Developers commonly try to replicate Swanson's early findings as a means of system appraisal because (a) much of Swanson's work has been validated independently and empirically by clinical researchers and (b) no other agreed-upon criteria exist, with the exception of expert opinion regarding relevancy of results and feasibility of hypotheses. In this context, appraisal implies evaluation of the goodness of sets of discovered hypothetical relationships. If no other criteria for demonstrating validity exist, evaluation must await tests by empiricists who happen to find the results interesting [9
]. This is a major problem for developers of hypothesis generating systems.
However, a variant of this approach is possible. Developers could work retrospectively on other well-known, empirically validated phenomena by mining the relevant literature up to meaningful cutoff dates. The goodness of the results sets would depend on whether known causal or temporal relationships are recovered. This is similar to using Swanson's early findings as evaluation criteria, but opens the discovery process to other domains in basic and applied research, such as molecular biology, chemistry, physical therapy, nursing, or public health.
Regardless of disciplinary focus, it is probable that researchers will want to retrieve and merge information from several kinds of databases. This assumes continued interest in interdisciplinary research and expansion of overlapping databases. For example, to glimpse the interconnectedness of databases already available for molecular biologists, visit the National Center for Biotechnology Information website [38
] and select one of the nodes of the graphic for Entrez, the integrated system for search and retrieval. This leads to a display of the number of links between databases. These are not symmetric – for example, the number of links between PubMed and Cancer Chromosomes depends on whether one selects PubMed (8,016 links) or Cancer Chromosomes (50,051). This asymmetry will have an impact on future merging and mining efforts.
Currently, hypothesis discovery systems are still in the early phase of development, at least from the perspective of potential users. Nevertheless, in addition to probing appropriate methods for extraction and analysis, it would behoove developers to participate with research teams working on substantive rather than methodological problems. Otherwise, the mainstream biomedical community will ignore results of SL studies, no matter how fascinating.
Additionally, the phrases 'hypothesis testing' and 'knowledge discovery' in the context of text mining are not credible to experimentalists trained in the positivist tradition. Since the appropriate use of text-based, discovery methods is exploratory and therefore useful in early phases of research programs or in proof-of-concept studies, a more general phrase, such as 'exploratory mining' might be more acceptable.
Once the role of discovery methods in research programs is clarified, partnerships with the biomedical community will develop apace.
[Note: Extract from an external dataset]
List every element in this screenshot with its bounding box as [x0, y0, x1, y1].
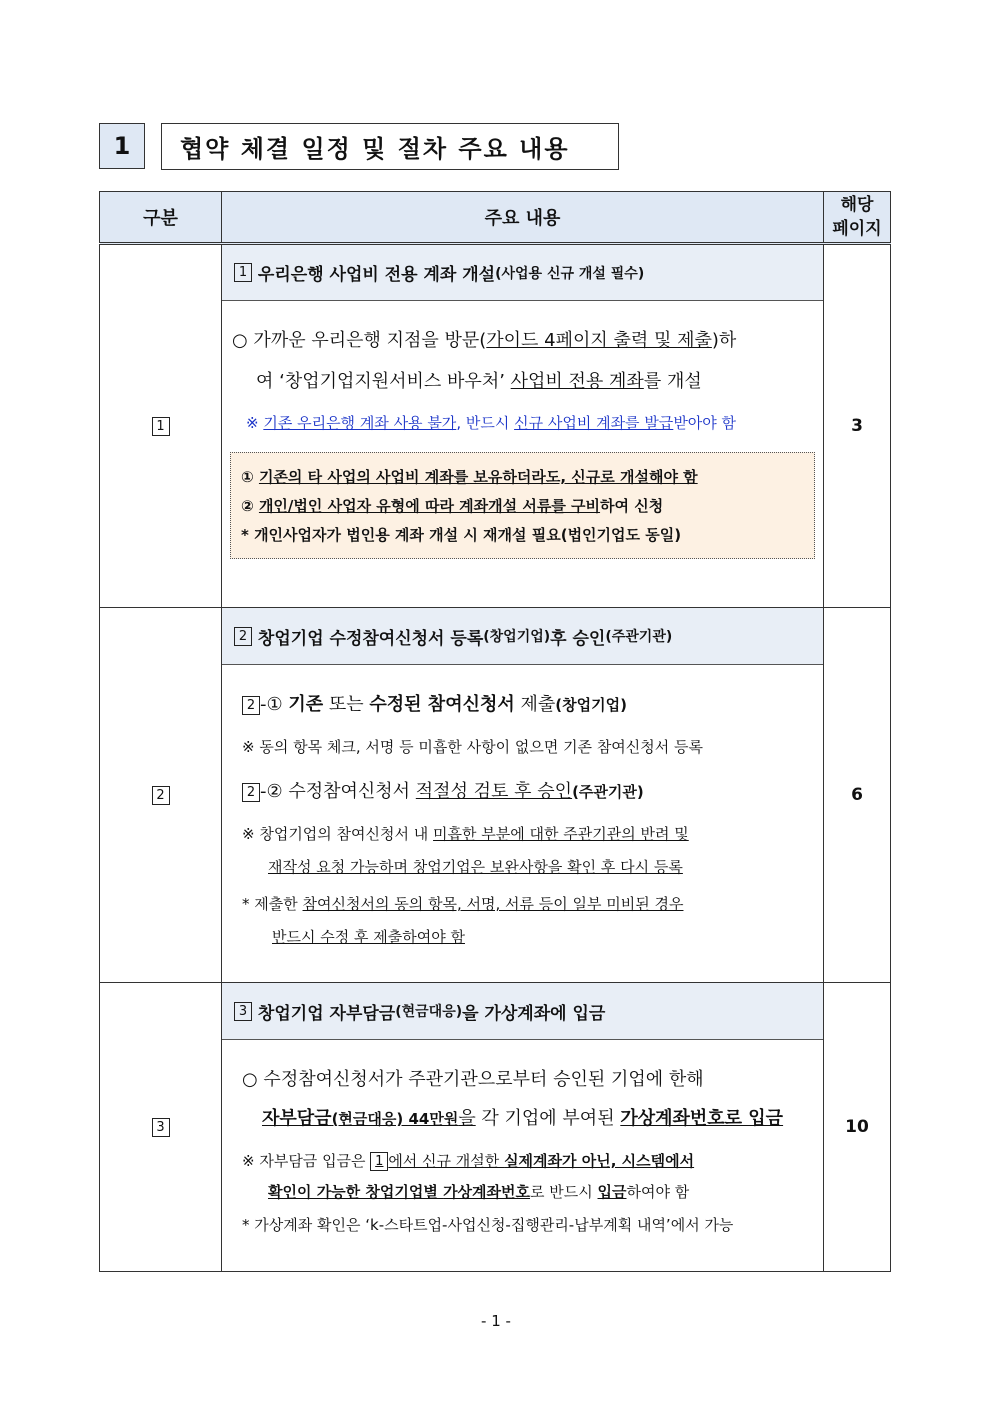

Certainly, the timing is auspicious given greater acceptance of conceptual and computational biology, as well as rapid development of text mining tools. As an example of growing awareness of the potential for discovery methods, consider the following comment by the Director of the Office of Scientific Interchange at the National Institutes of Arthritis and Musculoskeletal and Skin Diseases:
The comprehensive overview of an entire literature with respect to a single question is now in transition. New tools in informatics are making it possible to fuel the search for biomarkers for SLE [systemic lupus erythematosus] ... rapidly and with nuance. Rather than looking for articles using the same key words, or for bibliographic citations in a work of interest, the entire database of medical literature can be probed.... (pp. 223–224) [39
In support of her suggestion for an informatics-driven review of literature, Mittleman cites several Swanson papers and therefore is aware of the origins of text mining for discovery. It seems clear that Swanson's vision of the hidden value in the literature of science and, by extension, in biomedical digital databases, is still remarkably generative for information scientists, biologists, and physicians. Innovative librarians and information professionals could respond to the changing information needs of their patrons by monitoring developments in KDT, and by acquiring the necessary skills to help patrons locate and mine appropriate databases. Major health sciences libraries could build computational biology centers modeled after Princeton University's Data and Statistical Services (DSS) in the Harvey S. Firestone Memorial Library. Although the DSS unit is not dedicated to biology, the idea of offering consulting services to a particular community is apropos. Even without a dedicated center, one or more librarians could be trained in KDT methods to help biomedical researchers and conceptual biologists locate information useful for generating and testing hypotheses.